Embeddings: Rows with empty English narrator and text still embed using Arabic text when present. Long inputs are clipped with tiktoken (cl100k_base) to stay under the 8192-token API limit, with a further shrink ladder if a row still hits length errors.
Count rows without the sqlite3 CLI:
python -c "import sqlite3; c=sqlite3.connect('data/hadith.db'); print(c.execute('SELECT COUNT(*) FROM hadiths WHERE embedding IS NULL').fetchone()[0])"

License

Software in this repository (Python, scripts, and documentation we added) is licensed under GNU General Public License v3.0 only (SPDX: GPL-3.0-only).
Hadith text and other upstream material remain under their original terms (hadith-json, Sunnah.com). Our GPL applies to our code, not to a relicensing of that content; keep attribution and follow upstream rules when you redistribute data or excerpts.

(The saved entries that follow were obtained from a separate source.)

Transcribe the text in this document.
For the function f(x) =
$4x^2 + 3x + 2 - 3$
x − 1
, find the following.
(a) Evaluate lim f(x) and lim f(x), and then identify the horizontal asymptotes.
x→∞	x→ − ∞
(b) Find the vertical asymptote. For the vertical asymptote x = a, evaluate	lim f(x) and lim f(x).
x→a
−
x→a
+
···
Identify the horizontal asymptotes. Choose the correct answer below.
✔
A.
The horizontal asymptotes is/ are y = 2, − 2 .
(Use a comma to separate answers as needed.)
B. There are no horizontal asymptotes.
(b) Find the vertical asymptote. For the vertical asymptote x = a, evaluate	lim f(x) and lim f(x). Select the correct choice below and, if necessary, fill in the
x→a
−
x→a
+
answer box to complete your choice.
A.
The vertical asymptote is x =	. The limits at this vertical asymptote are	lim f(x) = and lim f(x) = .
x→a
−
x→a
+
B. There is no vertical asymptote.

Releases and data integrity

Checksum: data/SHA256SUMS lists hadith.db. After cloning or downloading the database, run cd data && sha256sum -c SHA256SUMS.
Signing (optional): A detached GPG or Sigstore signature over the checksum file or the database proves who published the bytes and that they were not altered afterward. Signing does not certify scholarly accuracy of every narration or automated cross-reference.
Reproducibility: For audits or rebuilds, record the hadith-json revision, this repo’s git revision, the embedding model id, and script versions you used.

Contributing

Issues and PRs welcome. Please keep diffs focused and match existing style (ruff / pytest when present).